Just think of the day you have ahead of you: showering, sitting in traffic, going to work, eating a lousy lunch with people you hate, sitting in more traffic, cooking dinner, cleaning the kitchen — all while trying not to beat your children! Goodness, but these are blessed times, aren’t they?

No, they aren’t. When your only relaxation is going to a gym to work out, you really hate the people that make it look so easy. People like, oh, Martha Stewart …

Well, guess who’s persona non gratis in the United Kingdom? Yep, Martha’s life was easy when she was given insider trading tips, but now she’s not allowed to visit investors and business partners in Merry Olde England.

And that, we think, is a good thing.

Mm, Schadenfreude: make it every morning’s shameful joy.

Schadenfreude: Sometimes it does taste like justice

Alright, it’s Friday. You think you don’t need a strong pick-me-up to start your favorite weekday. But is it 5 o’clock yet?

Yeah, didn’t think so.

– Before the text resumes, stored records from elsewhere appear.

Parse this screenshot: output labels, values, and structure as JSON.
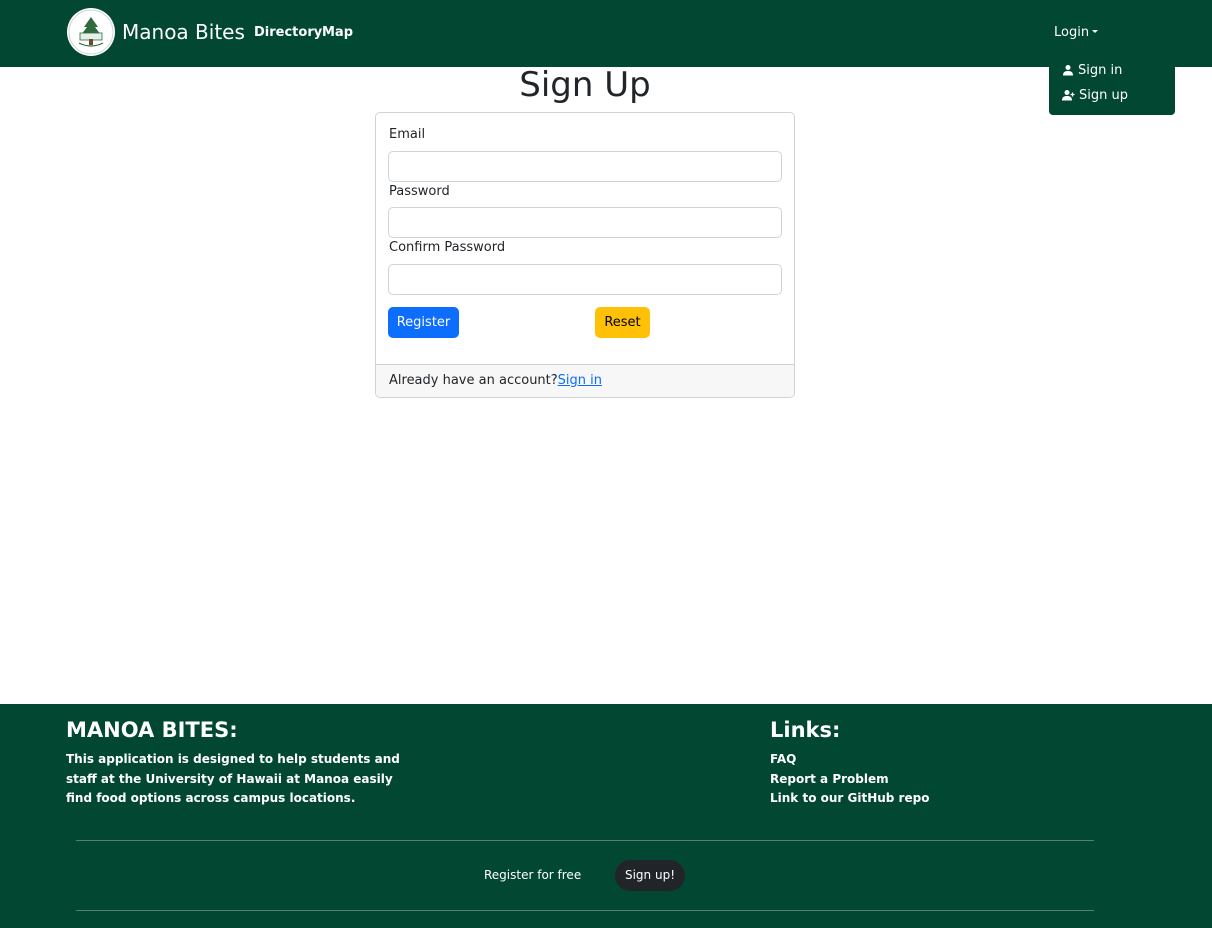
{
  "navbar": {
    "brand_name": "Manoa Bites",
    "logo_text": "MANOA BITES",
    "links": [
      {
        "label": "Directory"
      },
      {
        "label": "Map"
      }
    ],
    "login_label": "Login",
    "dropdown": [
      {
        "label": "Sign in",
        "icon": "person-icon"
      },
      {
        "label": "Sign up",
        "icon": "person-plus-icon"
      }
    ],
    "colors": {
      "background": "#024731",
      "text": "#ffffff"
    }
  },
  "main": {
    "title": "Sign Up",
    "form": {
      "email_label": "Email",
      "email_value": "",
      "password_label": "Password",
      "password_value": "",
      "confirm_label": "Confirm Password",
      "confirm_value": "",
      "register_label": "Register",
      "reset_label": "Reset"
    },
    "card_footer": {
      "text": "Already have an account?",
      "link": "Sign in"
    },
    "colors": {
      "primary": "#0d6efd",
      "warning": "#ffc107"
    }
  },
  "footer": {
    "about_heading": "MANOA BITES:",
    "about_text": "This application is designed to help students and staff at the University of Hawaii at Manoa easily find food options across campus locations.",
    "links_heading": "Links:",
    "links": [
      {
        "label": "FAQ"
      },
      {
        "label": "Report a Problem"
      },
      {
        "label": "Link to our GitHub repo"
      }
    ],
    "register_text": "Register for free",
    "signup_button": "Sign up!"
  }
}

You still have to finish up the week’s drudgery while the kids off from school are already “warming up” the pool. (Don’t open your eyes underwater.) And you still need to fudge your time card before you sit in traffic with all of the other TGI-mother-Fers.

What you need is a steamy cup of all-natural Schadenfreude.

Jack Thompson, who you should be familiar with if you’ve ever read this blog or listened to a parent about video games, is in danger of being “found guilty on 27 of 31 counts of misconduct” by the Florida Supreme Court.

That’s right: Mr. Listen-to-me-because-I’m-a-lawyer may be demoted to crazy-angry-guy-on-talk-shows. He won’t be able to legally exploit the families of slain police officers because he can’t figure out the squares and circles on a Playstation controller.

Mm, Schadenfreude: make it every morning’s shameful joy.

Schadenfreude: Feel better about your secret closet kink

Do like reporting? Enjoy CNN, but just hate some of the dirt-bags that give you the news? While we’re at it, do like enjoy hamsters, candles and guys in leather named Steve? Then take ease, noble citizen, that there are most certainly individuals out there that are way more kinkier than you are!

Better minds than those that belong to The Guys have no doubt been coming up with plenty of fantastic headlines all this past weekend to describe the strange case of CNN reporter Richard Quest, who was arrested in Central Park last week with what law enforcement agents described as “a rope around his neck that was tied to his genitals, and a sex toy in his boot.” Ew.

In the meantime, we’re just gonna take this opportunity to remind you once again that meth is one helluva of a drug, kids.

Schadenfreude: Feel better about your broken dreams

It’s Monday!  Yay!  What better way is there to follow-up a lazy weekend than to go to your dream job and embark on another week of meaningful employment?

What’s that?  You hate your job?  You didn’t want to be an analyst, but a rock star?  Well, things didn’t work out for you, unlike American Idol winners.  Don’t you hate how they don’t even need a band, much less a garage and lousy drummer, to become famous?

You know what will make it better?  Starting your week with a savory cup of Schadenfreude.

Her successor hasn’t even been named yet, but Jordin Sparks may never sing again, thanks to “an accute vocal chord hemmorage.”  Jordans around the world are rejoicing, as is the alcoholic/caffeinated beverage that unwittingly shares her last name.

Mm, Schadenfreude: it may be shameful, but it’s still joy.

Start your morning with a cup of Schadenfreude

Good morning … or was it?  Did you have trouble pulling yourself out of bed to shower a body you hate, go to a job that you never wanted, just so you can send some broken condoms to college in a few years?

You had plans.  You were going to be a big deal.  An astronaut.  A porn star.  An astro-porn star-naut.  But it didn’t happen.

You know what will make your morning a good one?  A steaming hot cup of Schadenfreude.

Remember Rachel Dratch?  Yeah, apparently neither did her SNL co-stars.  She’ll have her own cup of delicious Schadenfreude soon, though, once Baby Mama tanks at the box office.

Mm, Schadenfreude: make it every morning’s shameful joy.